#209
C'est la première année que ça fait mal nulle part. La petite fille est morte et maintenant enterrée. Il a fallu du temps, c'est très long vingt-cinq ans de souffrance à points fixes. Certains deuils sont si longs qu'on les redoute infinis. Épargnée par l'oubli, je croyais que c'était ça, ma vraie malédiction. Que le crêpe sur le sapin, les sanglots intérieurs, ça serait pour toujours.
J'ai dépassé son âge, un an de plus que ma mère ne pourra jamais avoir. Je sais que ça a joué, un premier détachement, s'est éloignée doucement l'odeur de la pourriture. Il y a eu le roman aussi. Il a mis des sutures définitives partout. N'empêche que j'en reviens pas, un Noël qui ne soit pas énième équarrissage, cœur intact et œil sec, ça relève de l'inédit.

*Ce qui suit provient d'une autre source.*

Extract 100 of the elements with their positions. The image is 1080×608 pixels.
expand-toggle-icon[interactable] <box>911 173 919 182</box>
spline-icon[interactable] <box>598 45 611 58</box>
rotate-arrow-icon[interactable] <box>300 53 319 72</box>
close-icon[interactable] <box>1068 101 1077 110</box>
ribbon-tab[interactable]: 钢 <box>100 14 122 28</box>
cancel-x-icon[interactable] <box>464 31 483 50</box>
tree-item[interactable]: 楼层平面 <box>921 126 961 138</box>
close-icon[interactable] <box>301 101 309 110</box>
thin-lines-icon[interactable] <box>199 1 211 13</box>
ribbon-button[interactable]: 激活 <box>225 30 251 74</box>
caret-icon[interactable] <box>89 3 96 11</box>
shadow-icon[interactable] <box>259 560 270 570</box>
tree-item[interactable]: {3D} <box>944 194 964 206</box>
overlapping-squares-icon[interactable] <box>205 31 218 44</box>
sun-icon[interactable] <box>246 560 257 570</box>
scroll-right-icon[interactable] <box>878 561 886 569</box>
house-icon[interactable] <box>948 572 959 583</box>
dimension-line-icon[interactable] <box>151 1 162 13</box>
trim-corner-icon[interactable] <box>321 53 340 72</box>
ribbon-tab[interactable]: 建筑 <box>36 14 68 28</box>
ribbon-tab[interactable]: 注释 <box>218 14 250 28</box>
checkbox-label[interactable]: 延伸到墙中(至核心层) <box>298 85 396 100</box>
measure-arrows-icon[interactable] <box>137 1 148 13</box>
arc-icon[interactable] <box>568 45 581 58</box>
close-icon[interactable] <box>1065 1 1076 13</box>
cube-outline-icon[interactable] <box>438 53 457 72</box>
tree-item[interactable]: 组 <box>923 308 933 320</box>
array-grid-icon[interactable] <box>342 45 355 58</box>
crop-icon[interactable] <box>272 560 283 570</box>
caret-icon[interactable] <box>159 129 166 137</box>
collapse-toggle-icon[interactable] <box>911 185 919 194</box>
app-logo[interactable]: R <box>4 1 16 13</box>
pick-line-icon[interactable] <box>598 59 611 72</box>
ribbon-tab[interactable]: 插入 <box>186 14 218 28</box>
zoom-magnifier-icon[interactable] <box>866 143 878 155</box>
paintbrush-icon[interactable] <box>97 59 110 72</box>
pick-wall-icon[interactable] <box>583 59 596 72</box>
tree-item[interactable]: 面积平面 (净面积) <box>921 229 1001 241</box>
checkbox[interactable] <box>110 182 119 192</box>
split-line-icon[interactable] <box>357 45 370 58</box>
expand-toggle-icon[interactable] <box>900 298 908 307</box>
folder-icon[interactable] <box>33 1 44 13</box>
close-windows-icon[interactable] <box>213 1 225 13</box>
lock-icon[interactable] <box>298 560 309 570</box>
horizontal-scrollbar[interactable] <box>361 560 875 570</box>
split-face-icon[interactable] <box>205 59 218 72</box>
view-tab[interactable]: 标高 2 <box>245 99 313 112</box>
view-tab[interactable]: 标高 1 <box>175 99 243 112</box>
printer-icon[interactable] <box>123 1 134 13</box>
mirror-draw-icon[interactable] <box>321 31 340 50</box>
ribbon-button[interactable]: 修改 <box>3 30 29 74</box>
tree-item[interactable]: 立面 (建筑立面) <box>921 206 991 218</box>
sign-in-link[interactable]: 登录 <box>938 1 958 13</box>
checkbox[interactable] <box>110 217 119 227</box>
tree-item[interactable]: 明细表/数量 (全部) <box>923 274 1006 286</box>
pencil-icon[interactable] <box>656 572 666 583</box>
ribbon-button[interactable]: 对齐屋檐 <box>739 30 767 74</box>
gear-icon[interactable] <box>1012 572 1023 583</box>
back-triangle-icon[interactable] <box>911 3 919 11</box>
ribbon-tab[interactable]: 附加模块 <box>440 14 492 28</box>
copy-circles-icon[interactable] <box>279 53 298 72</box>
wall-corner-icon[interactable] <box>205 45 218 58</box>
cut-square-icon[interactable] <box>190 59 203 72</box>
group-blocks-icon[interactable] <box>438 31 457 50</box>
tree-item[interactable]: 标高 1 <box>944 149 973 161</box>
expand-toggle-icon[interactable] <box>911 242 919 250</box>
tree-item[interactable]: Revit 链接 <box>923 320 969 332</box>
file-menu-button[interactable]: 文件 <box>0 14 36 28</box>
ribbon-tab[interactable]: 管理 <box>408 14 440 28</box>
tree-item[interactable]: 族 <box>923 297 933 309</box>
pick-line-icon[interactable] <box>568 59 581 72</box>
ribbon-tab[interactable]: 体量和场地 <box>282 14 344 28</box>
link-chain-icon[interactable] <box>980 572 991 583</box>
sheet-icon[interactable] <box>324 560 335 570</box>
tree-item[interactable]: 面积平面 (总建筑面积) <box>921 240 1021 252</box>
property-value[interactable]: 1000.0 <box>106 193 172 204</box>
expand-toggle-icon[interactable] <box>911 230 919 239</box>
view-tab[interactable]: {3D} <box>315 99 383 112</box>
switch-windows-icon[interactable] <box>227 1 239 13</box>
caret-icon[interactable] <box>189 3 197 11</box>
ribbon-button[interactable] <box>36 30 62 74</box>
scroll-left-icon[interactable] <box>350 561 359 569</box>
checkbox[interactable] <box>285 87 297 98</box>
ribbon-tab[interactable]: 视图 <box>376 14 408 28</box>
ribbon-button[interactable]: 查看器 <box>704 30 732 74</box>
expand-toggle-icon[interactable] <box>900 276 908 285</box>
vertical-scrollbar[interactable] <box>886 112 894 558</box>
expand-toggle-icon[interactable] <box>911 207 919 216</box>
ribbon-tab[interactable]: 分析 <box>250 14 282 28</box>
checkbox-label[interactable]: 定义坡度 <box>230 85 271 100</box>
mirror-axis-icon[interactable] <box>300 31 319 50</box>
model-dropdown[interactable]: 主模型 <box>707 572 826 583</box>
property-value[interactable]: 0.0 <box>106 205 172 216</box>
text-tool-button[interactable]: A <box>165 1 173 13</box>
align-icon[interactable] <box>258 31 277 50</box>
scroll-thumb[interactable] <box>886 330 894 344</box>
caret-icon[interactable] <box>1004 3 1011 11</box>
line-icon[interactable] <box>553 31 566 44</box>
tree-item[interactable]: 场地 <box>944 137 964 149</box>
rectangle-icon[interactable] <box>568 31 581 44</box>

Je ne travaille pas le texte, en ce moment. Le texte, je veux dire l'écriture. Je m'obstine à finir ma pièce de douze minutes pour le défilé des Dévastée. La fashion week est début mars, pourtant c'est ma priorité. Parce qu'une fois terminée je vais me mettre à Cubase, j'en ai trop marre d'ACID. Et puis parce qu'en février je commence mon atelier de pièces sonores au Mac Val, j'aurais beaucoup moins le temps de bidouiller pour moi. Alors, du coup, je fais de la techno, avec des bouts de Twin Peaks dedans, en utilisant le micron qu'Igor vient de m'offrir. Il me reste une minute en fait, la dernière, celle qui doit monter jusqu'à une forme d'explosion. C'est très clair dans ma tête, limite si je l'entends, je visualise bien les pistes dans le logiciel, mais je n'arrive pas à l'effectuer. C'est bien plus compliqué que de finir un chapitre, c'est ça qui m'intéresse, d'ailleurs.
Je dois rendre un article au Seuil d'ici une semaine pour un dictionnaire des personnages. J'ai hérité de Rémi made in Sans famille, je crains que ce ne soit pas une partie de plaisir, j'avais oublié combien c'est long et chiant, Hector Malot. Je vais quand même faire le truc sérieusement, parce que c'est une entrée dans un outil utile, qui se définit comme populaire. Ca peut servir à plein de gens, enfin dans le cas de Rémi je ne vois pas trop qui là tout de suite, mais je me dis qu'on ne sait jamais. Un collégien pour un devoir, peut-être. Un adulte qui voudrais se rafraîchir la mémoire. J'ai la chanson du dessin animé dans la tête dès que je pense à ce texte, c'en est insupportable.